СТИЛИ ФИЛОСОФСКОГО МЫСЛЕТВОРЧЕСТВА И ПОИСК СУБЪЕКТОМ СВОЕЙ ФИЛОСОФСКОЙ СТЕЗИ «ПОВЕРХ ИХ РАЗМЕЖЕВАНИЯ»
УДК 1 В.В. БАРКОВА, В.И. ЛИПСКИЙ, Т.В. НИКАНОРОВА
«Живая плоть» нарративов, дискурсов, философских рефлексий, начиная с античных софистов и Сократа, постоянно влекли к себе талантливых личностей, способных не только на публичное высказывание собственных способов осмысления действительности, общества, человека и его места в мире, но и отражение своих мыслей в разнообразных формах и стилях философского мыслетворчества. Время сохранило в памяти культуры имена этих мыслителей: Аристотель, Зенон, Парменид, Пифагор, Платон, Фалес и т. д.
В эпоху Средневековья философское мыслетворчество, являя свет естественного, но смертного разума, сосредоточило внимание на дозволенных Церковью темах в рамках канонического мышления: комментировании текстов Библии, размышлений отцов Церкви. Однако оно находило «обходные пути» реализации своего потенциала, заявляя его в комментариях к переводной литературе с арабского, иврита, в герменевтических программах А. Кентер-берийского, Ф. Аквинского, П. Расцелина, П. Абеляра. Однако их смысловые интерпретации, нарративы, дискурсы выстраивались теологами в тот логико-смысловой порядок, который был направлен на оправдание «лестницы бытия», созданного Богом. Такой стиль мыслетворчества назывался «спасением явлений». Фома Аквинский, рассуждая по поводу подобных методологических конструкций, оправдывал их существование тем, что первой философией является знание истины не какой угодно, а той, которая есть источник всякой истины. Началом же всякой истины есть Бог.

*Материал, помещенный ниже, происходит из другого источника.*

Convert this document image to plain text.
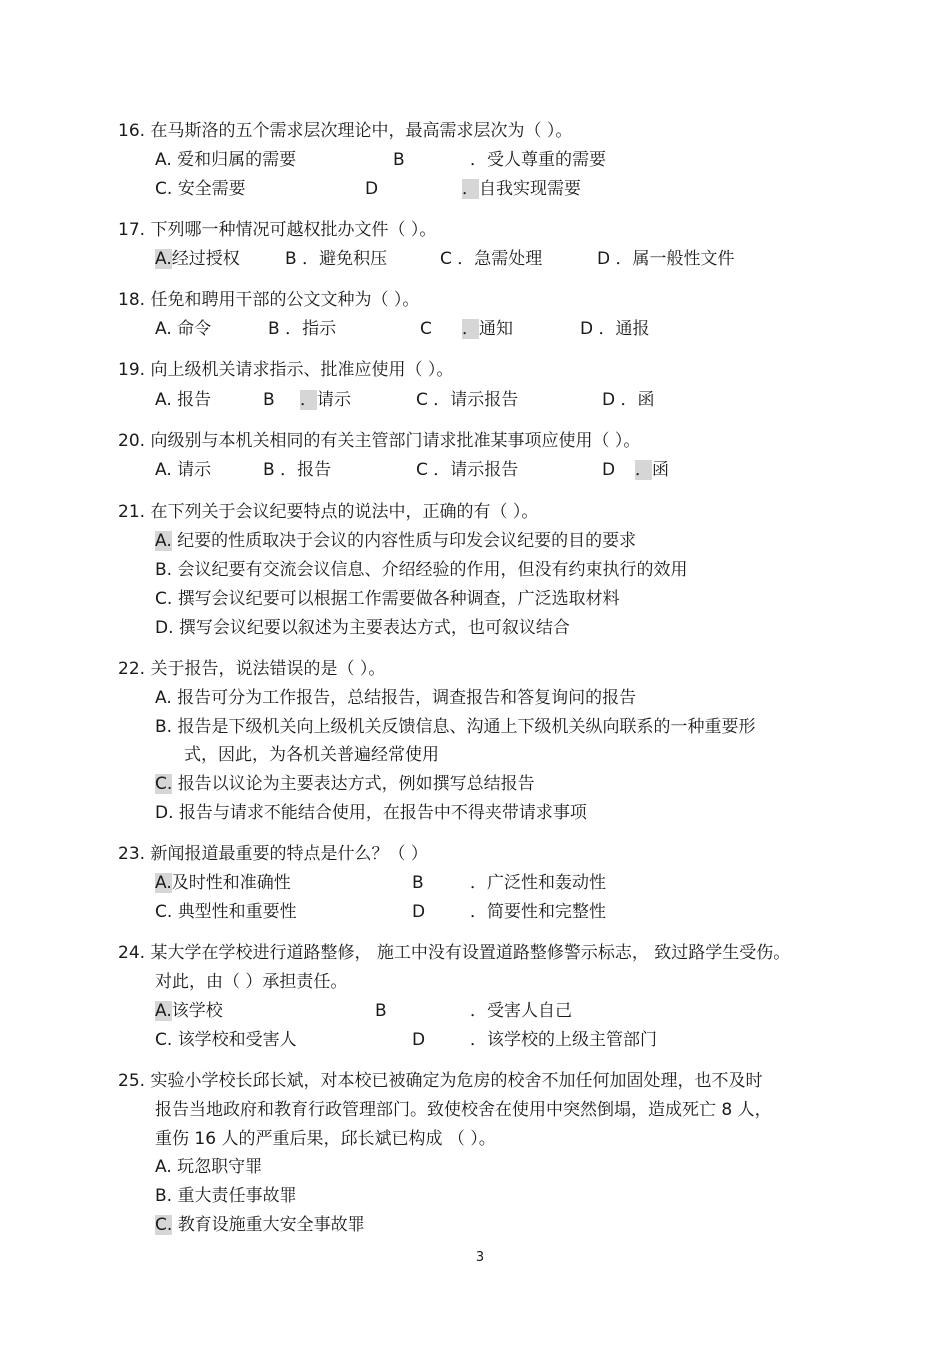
16. 在马斯洛的五个需求层次理论中，最高需求层次为（ ）。
A. 爱和归属的需要	B	．受人尊重的需要
C. 安全需要	D	．自我实现需要
17. 下列哪一种情况可越权批办文件（ ）。
A.经过授权	B ．避免积压	C ．急需处理	D ．属一般性文件
18. 任免和聘用干部的公文文种为（ ）。
A. 命令	B ．指示	C ．通知	D ．通报
19. 向上级机关请求指示、批准应使用（ ）。
A. 报告	B ．请示	C ．请示报告	D ．函
20. 向级别与本机关相同的有关主管部门请求批准某事项应使用（ ）。
A. 请示	B ．报告	C ．请示报告	D ．函
21. 在下列关于会议纪要特点的说法中，正确的有（ ）。
A. 纪要的性质取决于会议的内容性质与印发会议纪要的目的要求
B. 会议纪要有交流会议信息、介绍经验的作用，但没有约束执行的效用
C. 撰写会议纪要可以根据工作需要做各种调查，广泛选取材料
D. 撰写会议纪要以叙述为主要表达方式，也可叙议结合
22. 关于报告，说法错误的是（ ）。
A. 报告可分为工作报告，总结报告，调查报告和答复询问的报告
B. 报告是下级机关向上级机关反馈信息、沟通上下级机关纵向联系的一种重要形
式，因此，为各机关普遍经常使用
C. 报告以议论为主要表达方式，例如撰写总结报告
D. 报告与请求不能结合使用，在报告中不得夹带请求事项
23. 新闻报道最重要的特点是什么？（ ）
A.及时性和准确性	B	．广泛性和轰动性
C. 典型性和重要性	D	．简要性和完整性
24. 某大学在学校进行道路整修， 施工中没有设置道路整修警示标志， 致过路学生受伤。
对此，由（ ）承担责任。
A.该学校	B	．受害人自己
C. 该学校和受害人	D	．该学校的上级主管部门
25. 实验小学校长邱长斌，对本校已被确定为危房的校舍不加任何加固处理，也不及时
报告当地政府和教育行政管理部门。致使校舍在使用中突然倒塌，造成死亡 8 人，
重伤 16 人的严重后果，邱长斌已构成 （ ）。
A. 玩忽职守罪
B. 重大责任事故罪
C. 教育设施重大安全事故罪
3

В Новое время философское мыслетвор-чество устремилось к изучению естественнонаучных конструктов миробытия. Осознание значимости коперниканской революции, достижений Галилея, Ньютона, Кеплера привело к переосмыслению места и роли человека в объективных закономерностях природного развития. Ф. Бэкон, Р. Декарт, Б. Спиноза, Герберт, И. Кант, Гольбах, Гельвеций и др. стали наращивать усилия в поиске общезначимых истин, применимых к осмыслению бытия во всех ипостасях
его явлений. В «Пролегоменах, ко всякой будущей метафизике, могущей появиться как наука» И. Кант высказывает мысль о том, что философия должна оставаться «хранительницей наук». Гегель разделы «Энциклопедии философских наук» представил как особые философские науки. «Ветвящийся» при этом характер философского мыслетворчества стимулировал развитие классических, логико-рационалистических традиций философствования, получивших воплощение в неоплатонизме, неоаристо-телизме, картезианстве, кантианстве, шел-лингианстве, гегельянстве, марксизме и т. д. Но чем активнее классическое философское мыслетворчество сосредотачивало внимание на исследовании социальной жизни, тем интенсивнее в нем «прорастали» некие, не соответствующие его установкам, но, связанные с природой человека и его самопознанием тенденции и парадигмы. Их даже по-началу было трудно уловить «в сети понимающего слова» (С. Франк). «Прорезавшиеся» аспекты мировидения демонстрировали способность «высвечивать» такие социокультурные ценности человеческого бытия, значимость изучения которых осознавалась не только «философским сообществом», но и специалистами других сфер познания, открывая путь к постижению уникального мира личностных переживаний человека «в его бытие - пути». Речь идет о феноменологии, герменевтике, понимающей социологии, онтопедагогике, и т. п. Эти аспекты человекопознания «обнажали» сущностные конструкты жизненного мира человека, неповторимые по своей значимости смыслы, ценности, идеалы.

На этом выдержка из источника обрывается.